On Friday, the banking sector experienced a significant selloff worldwide, which began with SVB Financial Group’s announcement of unloading assets at a loss due to a decline in deposits. The news sent shockwaves across the industry, causing many banks significant losses.

HSBC, the largest bank in Europe, saw its shares drop by 5.2% in London trading. Meanwhile, BNP Paribas in France and UBS in Switzerland fell by 4.5% and 4.6%, respectively. Credit Suisse also hit a record low, plummeting by 4.2%.

The issues at SVB, the parent company of Silicon Valley Bank, arose due to a decline in deposits from clients, particularly venture-capital firms. On Thursday, SVB shares fell by 60%, prompting concerns among investors. 

This news raised the alarm for other banks, which were previously considered relatively insulated from economic downturns and expected to benefit from rising interest rates.

One of the factors contributing to this problem is that short-term rates used by large banks for borrowing have risen higher than long-term rates, the benchmarks used for lending. 

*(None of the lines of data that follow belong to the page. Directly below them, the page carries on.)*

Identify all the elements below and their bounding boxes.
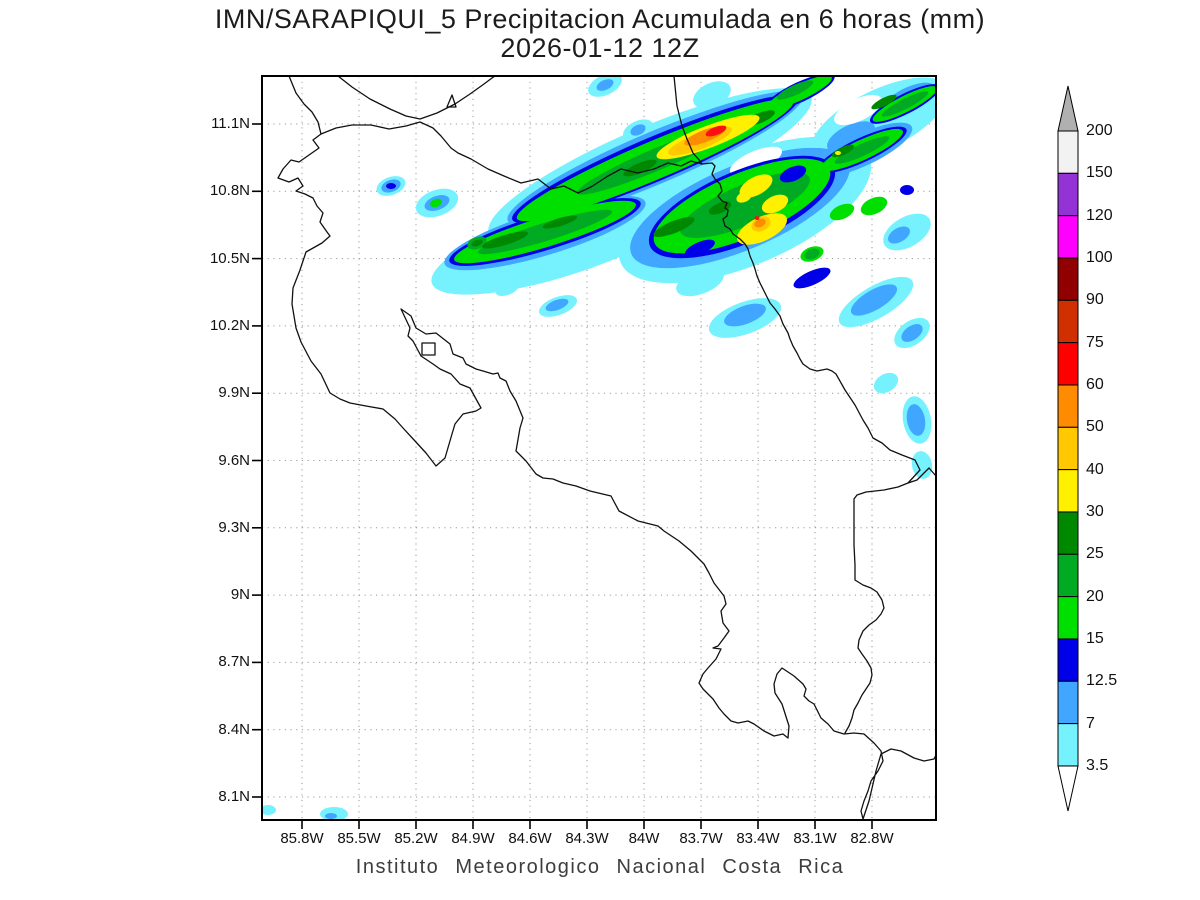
colorbar-value-label: 120	[1086, 206, 1113, 224]
colorbar-value-label: 7	[1086, 714, 1095, 732]
colorbar-value-label: 15	[1086, 629, 1104, 647]
plot-subtitle-datetime: 2026-01-12 12Z	[500, 33, 700, 63]
colorbar-cell	[1057, 342, 1079, 386]
lat-tick-label: 9.6N	[218, 451, 250, 469]
colorbar-cell	[1057, 215, 1079, 259]
colorbar	[1057, 130, 1079, 767]
colorbar-value-label: 75	[1086, 333, 1104, 351]
colorbar-value-label: 12.5	[1086, 672, 1118, 690]
colorbar-value-label: 3.5	[1086, 756, 1109, 774]
lat-tick-label: 8.1N	[218, 788, 250, 805]
colorbar-cell	[1057, 596, 1079, 640]
precip-layer-darkgreen-25	[471, 94, 897, 249]
lon-tick-label: 83.4W	[736, 830, 780, 847]
lon-tick-label: 84.6W	[508, 830, 552, 847]
panama-border	[844, 482, 909, 734]
map-frame	[261, 75, 937, 821]
lat-tick-label: 10.5N	[209, 249, 250, 267]
lon-tick-label: 83.1W	[793, 830, 837, 847]
lat-tick-label: 8.4N	[218, 720, 250, 738]
colorbar-cell	[1057, 638, 1079, 682]
colorbar-cell	[1057, 511, 1079, 555]
lon-tick-label: 84.9W	[451, 830, 495, 847]
colorbar-cell	[1057, 130, 1079, 174]
lon-tick-label: 85.8W	[280, 830, 324, 847]
colorbar-cell	[1057, 723, 1079, 767]
colorbar-value-label: 150	[1086, 164, 1113, 182]
lat-tick-label: 9N	[230, 586, 250, 604]
colorbar-value-label: 200	[1086, 122, 1113, 139]
lon-tick-label: 82.8W	[850, 830, 894, 847]
colorbar-cell	[1057, 426, 1079, 471]
colorbar-value-label: 30	[1086, 502, 1104, 520]
lat-tick-label: 9.3N	[218, 518, 250, 536]
colorbar-top-arrow	[1057, 85, 1079, 132]
colorbar-cell	[1057, 680, 1079, 725]
lake-island	[446, 94, 457, 108]
lon-tick-label: 85.5W	[337, 830, 381, 847]
colorbar-value-label: 40	[1086, 460, 1104, 478]
colorbar-value-label: 25	[1086, 545, 1104, 563]
caribbean-coast	[673, 75, 937, 484]
colorbar-cell	[1057, 553, 1079, 598]
precip-layer-red-60	[705, 125, 760, 220]
lon-tick-label: 84.3W	[565, 830, 609, 847]
lat-tick-label: 11.1N	[211, 115, 250, 132]
lon-tick-label: 85.2W	[394, 830, 438, 847]
colorbar-cell	[1057, 257, 1079, 301]
lake-nicaragua-shore	[337, 75, 496, 120]
colorbar-cell	[1057, 172, 1079, 217]
colorbar-cell	[1057, 299, 1079, 344]
lat-tick-label: 10.2N	[209, 316, 250, 334]
lat-tick-label: 10.8N	[209, 182, 250, 200]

That has put significant pressure on profitability, making it difficult for banks to maintain a healthy financial position.

The decline in European bank stocks followed a similar trend on Wall Street. Major lenders, such as JPMorgan, Bank of America, Citigroup, and Wells Fargo, experienced their most significant one-day drops in nearly three years.

Victoria Scholar, the head of investment at Interactive Investor, said, “negative momentum from last night’s selloff on Wall Street has permeated across global markets.” 

That suggests that the banking sector’s problems are far from over and may continue to affect the industry for some time.

In conclusion, the banking sector is experiencing significant challenges due to the recent selloff, causing significant losses for many institutions. 

While it remains to be seen how long these issues will persist, it’s clear that investors are concerned about the sector’s overall health and prospects.